The question is further complicated by the fact that 99.999% of english speakers haven't the foggiest idea how to conjugate their verbs appropriately to use Thee/Thy properly. Even in the church (myself included) we don't know how to do it with the exception of a few common verbs (didst, wouldst, hast, doest, etc). So how is that showing respect to use a gramatically innappropriate (and familiar) pronoun for the verb I'm using, or even switching between Thou and You in the same sentence? It's partly because of this that for me, years after my mission, I still do all my private prayer in my mission language... it's more intimate, and I can just talk, without thinking about the proper way to say "you wanted" in thou (thou wantedest?)
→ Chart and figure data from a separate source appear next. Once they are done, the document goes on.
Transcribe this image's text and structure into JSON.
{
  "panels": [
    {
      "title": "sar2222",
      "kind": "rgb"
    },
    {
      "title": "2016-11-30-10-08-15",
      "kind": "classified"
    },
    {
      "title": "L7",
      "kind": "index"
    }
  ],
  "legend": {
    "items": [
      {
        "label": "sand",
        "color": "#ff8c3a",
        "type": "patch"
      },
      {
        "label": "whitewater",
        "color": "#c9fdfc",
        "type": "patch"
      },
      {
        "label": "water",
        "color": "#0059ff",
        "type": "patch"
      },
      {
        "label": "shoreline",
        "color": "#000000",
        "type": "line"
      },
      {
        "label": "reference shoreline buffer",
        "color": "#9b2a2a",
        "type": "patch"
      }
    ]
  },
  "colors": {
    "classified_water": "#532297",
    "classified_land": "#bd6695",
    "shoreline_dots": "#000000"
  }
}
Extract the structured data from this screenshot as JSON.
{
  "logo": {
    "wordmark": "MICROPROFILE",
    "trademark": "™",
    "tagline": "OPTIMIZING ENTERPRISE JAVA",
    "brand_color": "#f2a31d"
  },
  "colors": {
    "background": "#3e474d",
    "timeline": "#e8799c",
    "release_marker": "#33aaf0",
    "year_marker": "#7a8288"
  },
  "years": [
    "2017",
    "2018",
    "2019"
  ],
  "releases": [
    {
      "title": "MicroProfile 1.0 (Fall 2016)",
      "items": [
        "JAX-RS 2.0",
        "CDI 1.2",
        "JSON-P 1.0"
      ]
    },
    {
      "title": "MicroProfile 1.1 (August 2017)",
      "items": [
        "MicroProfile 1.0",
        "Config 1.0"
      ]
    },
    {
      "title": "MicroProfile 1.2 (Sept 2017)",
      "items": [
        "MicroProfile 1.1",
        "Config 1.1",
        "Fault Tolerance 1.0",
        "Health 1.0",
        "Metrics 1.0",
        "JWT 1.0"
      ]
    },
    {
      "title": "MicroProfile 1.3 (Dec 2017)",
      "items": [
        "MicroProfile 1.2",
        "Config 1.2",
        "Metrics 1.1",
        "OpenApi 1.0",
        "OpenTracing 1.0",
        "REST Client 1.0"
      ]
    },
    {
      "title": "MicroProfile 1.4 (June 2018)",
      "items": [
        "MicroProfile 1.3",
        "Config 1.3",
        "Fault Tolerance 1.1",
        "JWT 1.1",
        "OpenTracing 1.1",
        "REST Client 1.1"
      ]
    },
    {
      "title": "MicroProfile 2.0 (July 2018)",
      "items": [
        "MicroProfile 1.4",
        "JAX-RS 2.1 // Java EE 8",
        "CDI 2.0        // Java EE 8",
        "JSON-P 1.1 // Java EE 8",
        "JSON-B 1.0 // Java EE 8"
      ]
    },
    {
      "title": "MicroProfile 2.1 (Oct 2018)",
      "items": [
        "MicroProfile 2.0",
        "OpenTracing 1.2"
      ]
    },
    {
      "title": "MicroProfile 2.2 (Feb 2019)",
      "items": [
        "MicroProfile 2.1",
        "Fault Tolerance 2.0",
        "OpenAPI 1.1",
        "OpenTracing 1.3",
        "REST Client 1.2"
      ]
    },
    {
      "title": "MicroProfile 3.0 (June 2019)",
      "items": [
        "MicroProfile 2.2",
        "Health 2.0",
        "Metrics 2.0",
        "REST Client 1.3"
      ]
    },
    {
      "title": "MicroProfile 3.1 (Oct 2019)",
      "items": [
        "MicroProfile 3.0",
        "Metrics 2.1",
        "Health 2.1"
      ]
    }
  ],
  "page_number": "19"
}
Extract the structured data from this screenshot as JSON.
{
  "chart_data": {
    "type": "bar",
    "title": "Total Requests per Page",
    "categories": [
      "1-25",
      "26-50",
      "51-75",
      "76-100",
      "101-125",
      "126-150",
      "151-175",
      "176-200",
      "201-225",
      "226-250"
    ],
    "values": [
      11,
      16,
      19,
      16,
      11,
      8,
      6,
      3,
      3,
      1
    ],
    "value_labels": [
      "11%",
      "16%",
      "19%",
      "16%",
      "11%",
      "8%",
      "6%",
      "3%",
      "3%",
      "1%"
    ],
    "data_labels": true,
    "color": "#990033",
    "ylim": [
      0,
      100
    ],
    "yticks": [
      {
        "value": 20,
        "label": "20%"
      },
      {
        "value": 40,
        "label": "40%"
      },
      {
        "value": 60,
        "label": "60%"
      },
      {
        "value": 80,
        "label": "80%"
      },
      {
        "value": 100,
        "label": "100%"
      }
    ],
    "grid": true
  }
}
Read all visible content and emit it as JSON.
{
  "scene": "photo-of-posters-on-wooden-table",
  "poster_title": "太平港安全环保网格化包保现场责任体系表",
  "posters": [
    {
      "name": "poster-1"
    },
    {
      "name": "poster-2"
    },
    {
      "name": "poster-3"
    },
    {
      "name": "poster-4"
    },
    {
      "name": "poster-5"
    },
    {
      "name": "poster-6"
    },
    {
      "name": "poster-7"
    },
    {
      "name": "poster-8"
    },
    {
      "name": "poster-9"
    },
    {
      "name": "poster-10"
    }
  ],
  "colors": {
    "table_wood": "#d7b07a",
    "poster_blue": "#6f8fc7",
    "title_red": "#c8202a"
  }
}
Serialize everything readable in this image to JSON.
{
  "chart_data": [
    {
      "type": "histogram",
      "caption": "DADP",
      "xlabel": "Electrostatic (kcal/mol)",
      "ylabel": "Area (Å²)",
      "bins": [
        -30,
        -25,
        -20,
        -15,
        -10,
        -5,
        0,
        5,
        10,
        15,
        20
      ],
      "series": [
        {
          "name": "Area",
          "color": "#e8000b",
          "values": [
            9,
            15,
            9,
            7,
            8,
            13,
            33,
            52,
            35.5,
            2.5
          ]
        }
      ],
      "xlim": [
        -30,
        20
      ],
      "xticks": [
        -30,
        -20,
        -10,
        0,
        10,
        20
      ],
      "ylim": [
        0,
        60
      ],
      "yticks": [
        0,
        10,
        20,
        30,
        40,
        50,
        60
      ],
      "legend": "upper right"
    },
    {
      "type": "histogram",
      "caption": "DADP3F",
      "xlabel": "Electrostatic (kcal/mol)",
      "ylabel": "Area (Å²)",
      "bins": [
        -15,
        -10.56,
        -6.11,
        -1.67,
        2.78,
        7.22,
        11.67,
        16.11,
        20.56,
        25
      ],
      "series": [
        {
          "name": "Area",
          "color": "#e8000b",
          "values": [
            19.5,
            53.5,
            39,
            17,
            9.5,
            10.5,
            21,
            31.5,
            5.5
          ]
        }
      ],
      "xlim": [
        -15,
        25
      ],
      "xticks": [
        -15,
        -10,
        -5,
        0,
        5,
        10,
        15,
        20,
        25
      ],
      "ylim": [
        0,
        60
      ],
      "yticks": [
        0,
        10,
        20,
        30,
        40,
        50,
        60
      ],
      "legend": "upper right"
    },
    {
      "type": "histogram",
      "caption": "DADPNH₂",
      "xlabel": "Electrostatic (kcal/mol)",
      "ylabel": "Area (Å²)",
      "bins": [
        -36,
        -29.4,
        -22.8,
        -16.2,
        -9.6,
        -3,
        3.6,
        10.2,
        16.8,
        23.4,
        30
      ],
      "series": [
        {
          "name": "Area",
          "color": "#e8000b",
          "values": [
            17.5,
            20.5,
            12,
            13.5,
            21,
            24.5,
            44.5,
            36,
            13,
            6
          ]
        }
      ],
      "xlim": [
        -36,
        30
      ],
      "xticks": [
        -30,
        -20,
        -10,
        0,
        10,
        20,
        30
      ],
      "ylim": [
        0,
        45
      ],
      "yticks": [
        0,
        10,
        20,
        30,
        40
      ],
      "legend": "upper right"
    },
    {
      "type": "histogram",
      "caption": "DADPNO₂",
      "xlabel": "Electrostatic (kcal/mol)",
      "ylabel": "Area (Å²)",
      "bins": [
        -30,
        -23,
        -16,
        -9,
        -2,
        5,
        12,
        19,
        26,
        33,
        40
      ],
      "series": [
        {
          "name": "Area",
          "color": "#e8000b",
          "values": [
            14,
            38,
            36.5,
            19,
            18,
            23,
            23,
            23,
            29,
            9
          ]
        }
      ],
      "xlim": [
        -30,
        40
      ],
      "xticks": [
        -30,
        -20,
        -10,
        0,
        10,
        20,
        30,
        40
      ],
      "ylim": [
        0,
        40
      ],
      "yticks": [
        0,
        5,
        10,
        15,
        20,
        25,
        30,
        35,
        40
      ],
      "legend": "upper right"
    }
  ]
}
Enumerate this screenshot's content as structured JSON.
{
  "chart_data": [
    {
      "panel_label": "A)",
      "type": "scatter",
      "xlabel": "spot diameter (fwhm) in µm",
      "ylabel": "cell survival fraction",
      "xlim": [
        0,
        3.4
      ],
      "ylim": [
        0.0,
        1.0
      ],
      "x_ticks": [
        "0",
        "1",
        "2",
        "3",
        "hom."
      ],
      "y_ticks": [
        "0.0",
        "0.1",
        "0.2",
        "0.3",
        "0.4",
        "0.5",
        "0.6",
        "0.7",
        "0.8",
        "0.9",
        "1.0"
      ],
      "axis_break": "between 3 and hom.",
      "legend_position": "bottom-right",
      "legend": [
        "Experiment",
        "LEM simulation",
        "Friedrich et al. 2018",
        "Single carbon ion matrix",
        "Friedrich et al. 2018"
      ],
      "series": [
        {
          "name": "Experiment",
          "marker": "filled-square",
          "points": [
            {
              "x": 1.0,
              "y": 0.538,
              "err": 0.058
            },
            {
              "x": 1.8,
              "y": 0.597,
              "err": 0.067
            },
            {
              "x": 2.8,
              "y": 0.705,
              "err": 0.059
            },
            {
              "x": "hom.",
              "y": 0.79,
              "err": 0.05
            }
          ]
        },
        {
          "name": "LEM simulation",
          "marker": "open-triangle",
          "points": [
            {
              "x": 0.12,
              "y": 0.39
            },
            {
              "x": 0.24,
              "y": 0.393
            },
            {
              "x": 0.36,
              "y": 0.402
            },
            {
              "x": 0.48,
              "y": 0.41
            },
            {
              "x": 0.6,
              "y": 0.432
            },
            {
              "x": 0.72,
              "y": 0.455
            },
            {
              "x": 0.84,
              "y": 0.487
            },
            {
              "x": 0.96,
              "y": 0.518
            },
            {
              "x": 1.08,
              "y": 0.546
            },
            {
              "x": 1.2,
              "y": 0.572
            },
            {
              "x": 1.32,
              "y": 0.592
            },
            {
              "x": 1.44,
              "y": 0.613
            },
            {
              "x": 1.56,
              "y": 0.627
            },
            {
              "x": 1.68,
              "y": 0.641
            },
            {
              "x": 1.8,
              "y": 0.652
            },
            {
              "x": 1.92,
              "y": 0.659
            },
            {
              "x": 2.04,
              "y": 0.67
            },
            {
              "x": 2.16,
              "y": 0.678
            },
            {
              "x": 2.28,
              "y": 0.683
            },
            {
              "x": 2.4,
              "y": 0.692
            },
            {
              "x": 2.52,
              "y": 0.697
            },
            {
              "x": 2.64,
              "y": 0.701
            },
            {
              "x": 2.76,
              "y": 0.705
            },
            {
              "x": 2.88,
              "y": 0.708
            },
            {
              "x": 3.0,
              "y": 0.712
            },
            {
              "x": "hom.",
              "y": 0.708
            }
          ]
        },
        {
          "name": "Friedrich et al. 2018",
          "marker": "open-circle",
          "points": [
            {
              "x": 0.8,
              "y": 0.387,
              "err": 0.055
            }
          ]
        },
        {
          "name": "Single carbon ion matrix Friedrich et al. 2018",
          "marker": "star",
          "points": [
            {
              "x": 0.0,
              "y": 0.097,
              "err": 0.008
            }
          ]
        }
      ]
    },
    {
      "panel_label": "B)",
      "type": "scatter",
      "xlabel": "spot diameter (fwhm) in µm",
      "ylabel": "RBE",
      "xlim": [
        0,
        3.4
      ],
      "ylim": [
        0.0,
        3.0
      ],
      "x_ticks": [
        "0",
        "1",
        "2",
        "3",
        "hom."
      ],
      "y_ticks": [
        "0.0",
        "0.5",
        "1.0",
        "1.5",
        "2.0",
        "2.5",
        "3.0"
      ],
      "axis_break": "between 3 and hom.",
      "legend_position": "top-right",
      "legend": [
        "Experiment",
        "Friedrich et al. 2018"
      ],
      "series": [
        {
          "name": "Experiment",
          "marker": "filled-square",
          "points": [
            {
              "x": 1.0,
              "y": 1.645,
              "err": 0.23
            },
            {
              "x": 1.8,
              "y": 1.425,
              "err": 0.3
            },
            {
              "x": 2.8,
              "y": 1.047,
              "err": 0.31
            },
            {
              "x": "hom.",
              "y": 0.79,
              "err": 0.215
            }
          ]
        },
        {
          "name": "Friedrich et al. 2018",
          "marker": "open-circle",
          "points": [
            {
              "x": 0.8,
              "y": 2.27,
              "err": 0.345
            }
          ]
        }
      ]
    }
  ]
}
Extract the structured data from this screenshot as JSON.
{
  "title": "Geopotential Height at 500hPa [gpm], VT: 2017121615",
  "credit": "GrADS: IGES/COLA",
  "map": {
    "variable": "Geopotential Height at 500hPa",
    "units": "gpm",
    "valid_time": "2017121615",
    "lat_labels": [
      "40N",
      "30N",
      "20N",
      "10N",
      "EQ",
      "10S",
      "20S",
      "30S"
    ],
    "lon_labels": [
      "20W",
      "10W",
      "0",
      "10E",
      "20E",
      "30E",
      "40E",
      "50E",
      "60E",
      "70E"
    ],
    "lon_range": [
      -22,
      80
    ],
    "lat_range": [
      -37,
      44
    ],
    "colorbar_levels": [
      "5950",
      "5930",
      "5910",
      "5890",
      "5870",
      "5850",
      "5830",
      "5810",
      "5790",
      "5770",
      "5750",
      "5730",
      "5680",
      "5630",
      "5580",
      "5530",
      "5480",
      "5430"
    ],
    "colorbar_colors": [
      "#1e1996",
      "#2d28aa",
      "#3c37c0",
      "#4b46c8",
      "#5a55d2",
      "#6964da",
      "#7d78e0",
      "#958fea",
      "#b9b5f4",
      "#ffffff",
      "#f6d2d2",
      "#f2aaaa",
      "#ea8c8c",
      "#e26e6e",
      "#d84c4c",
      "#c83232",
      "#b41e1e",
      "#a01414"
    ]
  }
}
In another talk this weekend, we heard from Sister Liffert(?) of the Primary General Presidency. She encouraged us to teach are children proper respect by teaching them to call the members "Brother Smith" and "Sister Anderson" rather than Jack and Jill. Again, we miss the point of the titles brother and sister. They are intended (or iriginally did) to put us on the same level... not to put them on a pedestal of respect. So what do I call Dr. Smith, MD, DDS, MD, JD, PhD? I call him Brother Smith. What do I call Mr. Anderson, with no formal schooling past 3rd grade. Brother Anderson. It's not about respect. It's about the opposite of respect. That's why we read of the Saints talking of Brother Joseph, or Brigham... because they weren't demanding respect.
They were trying to be one... Sure, I'm the prophet, but that doesn't mean I'm better than everyone. Which brings up the question as to why do we Mormons tend to get a bit cranky when someone decides to call one of the Brethren by something other than the full name with middle initial. Why can't we say Gordon Hinkley, or Brother Monson? It just sounds so strange. (the one exception is to include only their title and last name... i.e. Pres. Hinkley) But since when was calling someone by their given name "evil speaking of the Lord's annointed"? Or is there some other reason we do that?
Basically, I think reverence and awe have their place. That place is Deity, not each other. And even then, I think we need to be careful that we're not creating artificial barriers, or creatin new distance between us and God by our "reverence," worrying too much about the words of our prayers, than our prayers themselves.